Not very hot and highly variable sun today but I did some experimenting anyway.
84F with occasional 90F during sunny stretches.

I managed to get 11.1 degrees of water cooling at 2 GPM, so my performance goal is now met, though the high pressure is a bit higher than I'd like when a get a sunny stretch.

I started with low pressures, both high and low side, and crappy performance.  As I kept adding in refrigerant in sub ounce increments, pressures slowly rose and so did water cooling performance.  It never stopped doing so but it took a long time to see the water temperature drop further, but it did, after some minutes.

Pressure on the high side is now above where I'd like to be when the sun comes out and it gets hotter.  I think this indicates that I should get a TXV valve, or shorten the capillary tube (which I'm less interested in), so pressure could be lower.

Here's the data:

High Side:415 psi cloudy to 440 sunny  (122 Saturation temp)
Low Side: 128-132 psi                         (45 Saturation temp)
Suction temp near evaporator 68F
Liquid line temp a foot before capillary tube: 109F
Superheat: 23F
Subcool: 13F
Running amps: 5.8 (full specified running amps for compressor and fan) with sunny at max pressure 440psi.  I forgot to measure fan separately.
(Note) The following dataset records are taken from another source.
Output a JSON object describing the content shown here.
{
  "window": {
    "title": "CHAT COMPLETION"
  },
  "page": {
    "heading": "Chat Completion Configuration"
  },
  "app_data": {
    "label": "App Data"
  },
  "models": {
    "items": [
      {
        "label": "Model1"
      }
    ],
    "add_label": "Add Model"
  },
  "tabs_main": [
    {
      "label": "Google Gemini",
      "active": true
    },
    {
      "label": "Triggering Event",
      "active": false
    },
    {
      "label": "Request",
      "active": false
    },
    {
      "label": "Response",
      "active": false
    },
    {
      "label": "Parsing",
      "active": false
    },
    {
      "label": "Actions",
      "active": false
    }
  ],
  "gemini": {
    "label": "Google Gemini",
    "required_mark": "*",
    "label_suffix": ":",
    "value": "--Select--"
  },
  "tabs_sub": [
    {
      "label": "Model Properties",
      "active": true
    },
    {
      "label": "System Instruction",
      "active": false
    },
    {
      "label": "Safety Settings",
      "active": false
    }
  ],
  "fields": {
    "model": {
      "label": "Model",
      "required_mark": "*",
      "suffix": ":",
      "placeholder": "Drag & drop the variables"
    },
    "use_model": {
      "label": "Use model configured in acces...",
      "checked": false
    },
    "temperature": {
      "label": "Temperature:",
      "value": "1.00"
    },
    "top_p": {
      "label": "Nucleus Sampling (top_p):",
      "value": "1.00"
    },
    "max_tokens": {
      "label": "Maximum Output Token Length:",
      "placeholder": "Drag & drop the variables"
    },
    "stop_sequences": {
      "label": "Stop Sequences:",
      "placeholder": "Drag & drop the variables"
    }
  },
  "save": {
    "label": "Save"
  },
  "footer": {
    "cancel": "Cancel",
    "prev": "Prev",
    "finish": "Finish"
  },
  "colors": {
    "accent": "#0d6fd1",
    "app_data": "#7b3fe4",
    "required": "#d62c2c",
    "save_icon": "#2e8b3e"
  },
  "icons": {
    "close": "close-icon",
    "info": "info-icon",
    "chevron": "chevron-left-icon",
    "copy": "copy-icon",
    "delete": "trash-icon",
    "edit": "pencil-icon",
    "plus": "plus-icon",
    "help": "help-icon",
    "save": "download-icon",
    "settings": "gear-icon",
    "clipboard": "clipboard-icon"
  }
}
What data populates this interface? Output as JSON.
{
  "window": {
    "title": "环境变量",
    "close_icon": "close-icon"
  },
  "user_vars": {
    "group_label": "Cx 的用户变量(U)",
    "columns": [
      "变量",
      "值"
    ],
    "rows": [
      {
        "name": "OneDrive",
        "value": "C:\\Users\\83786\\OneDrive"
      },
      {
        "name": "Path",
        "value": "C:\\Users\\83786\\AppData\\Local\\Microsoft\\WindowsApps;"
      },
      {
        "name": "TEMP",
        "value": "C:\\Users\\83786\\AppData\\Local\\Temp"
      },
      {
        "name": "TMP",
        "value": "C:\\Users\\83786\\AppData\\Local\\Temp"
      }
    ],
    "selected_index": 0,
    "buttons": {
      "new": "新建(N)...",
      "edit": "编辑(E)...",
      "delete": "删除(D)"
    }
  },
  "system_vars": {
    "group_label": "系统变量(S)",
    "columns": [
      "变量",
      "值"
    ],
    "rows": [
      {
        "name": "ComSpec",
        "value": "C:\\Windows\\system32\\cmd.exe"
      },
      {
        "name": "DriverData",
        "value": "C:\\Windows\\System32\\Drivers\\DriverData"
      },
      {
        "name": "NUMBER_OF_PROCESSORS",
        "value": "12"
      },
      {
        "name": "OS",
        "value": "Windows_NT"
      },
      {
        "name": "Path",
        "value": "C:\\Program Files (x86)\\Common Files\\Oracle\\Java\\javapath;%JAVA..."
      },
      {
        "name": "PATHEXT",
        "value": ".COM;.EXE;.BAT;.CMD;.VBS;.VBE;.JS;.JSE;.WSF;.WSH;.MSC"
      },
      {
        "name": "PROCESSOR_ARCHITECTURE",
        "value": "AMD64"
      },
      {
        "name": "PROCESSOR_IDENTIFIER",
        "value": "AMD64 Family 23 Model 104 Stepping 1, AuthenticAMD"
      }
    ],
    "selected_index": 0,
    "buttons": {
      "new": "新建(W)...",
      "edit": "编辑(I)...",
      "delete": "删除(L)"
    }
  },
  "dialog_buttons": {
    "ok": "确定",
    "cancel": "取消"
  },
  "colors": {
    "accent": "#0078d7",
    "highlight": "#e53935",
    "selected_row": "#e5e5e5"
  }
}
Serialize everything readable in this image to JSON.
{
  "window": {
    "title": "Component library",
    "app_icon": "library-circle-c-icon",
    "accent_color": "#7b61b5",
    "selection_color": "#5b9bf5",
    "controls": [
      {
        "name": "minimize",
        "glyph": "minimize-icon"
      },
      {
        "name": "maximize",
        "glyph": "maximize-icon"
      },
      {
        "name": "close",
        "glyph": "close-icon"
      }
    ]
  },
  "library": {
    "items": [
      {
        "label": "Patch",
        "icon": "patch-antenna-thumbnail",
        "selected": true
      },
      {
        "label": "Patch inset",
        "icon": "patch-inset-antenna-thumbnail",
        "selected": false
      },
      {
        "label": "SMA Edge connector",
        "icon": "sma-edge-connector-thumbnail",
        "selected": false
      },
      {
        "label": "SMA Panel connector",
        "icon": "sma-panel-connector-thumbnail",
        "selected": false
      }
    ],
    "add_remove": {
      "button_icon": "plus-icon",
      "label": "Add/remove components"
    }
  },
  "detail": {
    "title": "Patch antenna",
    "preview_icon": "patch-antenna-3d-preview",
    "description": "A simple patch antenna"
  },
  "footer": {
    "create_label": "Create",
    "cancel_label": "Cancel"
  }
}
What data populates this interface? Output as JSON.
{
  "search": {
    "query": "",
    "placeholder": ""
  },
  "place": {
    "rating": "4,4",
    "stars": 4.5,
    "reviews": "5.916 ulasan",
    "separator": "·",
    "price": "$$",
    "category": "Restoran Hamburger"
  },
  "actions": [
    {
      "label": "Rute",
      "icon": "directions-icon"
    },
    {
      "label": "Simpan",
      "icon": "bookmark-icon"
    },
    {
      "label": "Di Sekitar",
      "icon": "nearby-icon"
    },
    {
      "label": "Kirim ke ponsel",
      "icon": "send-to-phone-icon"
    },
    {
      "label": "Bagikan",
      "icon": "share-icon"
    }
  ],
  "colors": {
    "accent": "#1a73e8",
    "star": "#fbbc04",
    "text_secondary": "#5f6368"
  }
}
It's less than 0.3A  I need to recheck this with my RMS amp meter; my clamp on meter was showing steady low amps until I moved the wire  deeper in the meter hook, and it gained an amp.  So my amps checking was crap due to clamp on meter unreliability. 

Water flow rate 2 GPM
Water temp in:  67.6F
Water temp out: 56.6F
Delta temperature: 11.1F

One thing I noticed is no more frost on the capillary tube. A little sweating but that's it.  At the higher pressure it's no longer flashing in the tube. A good thing; the flashing is happening inside the BPHE where it should be. 

I can see the value of a TXV for lower pressures and better efficiency and will look into sourcing one, but I'm in no hurry now as I have met the goal and can afford to remove a little R410a to get the high pressure down 10 lbs without screwing up performance much.  I stopped adding tiny burps of liquid when the time to see improvement took minutes, and improvements were diminishing.  I need to do some more measurements on cooling the house.  I ran out of sun before I could start that process; I want to monitor incoming and outgoing water temps plus slab temp over about 4-5 hrs of running (my intended use, to use my sunny day PV surplus). 

I'm very happy with performance as it is, but would be glad for advice regarding my high side pressure.  When the temperature rises, it's a bit much by my references.  But it really does work best like this.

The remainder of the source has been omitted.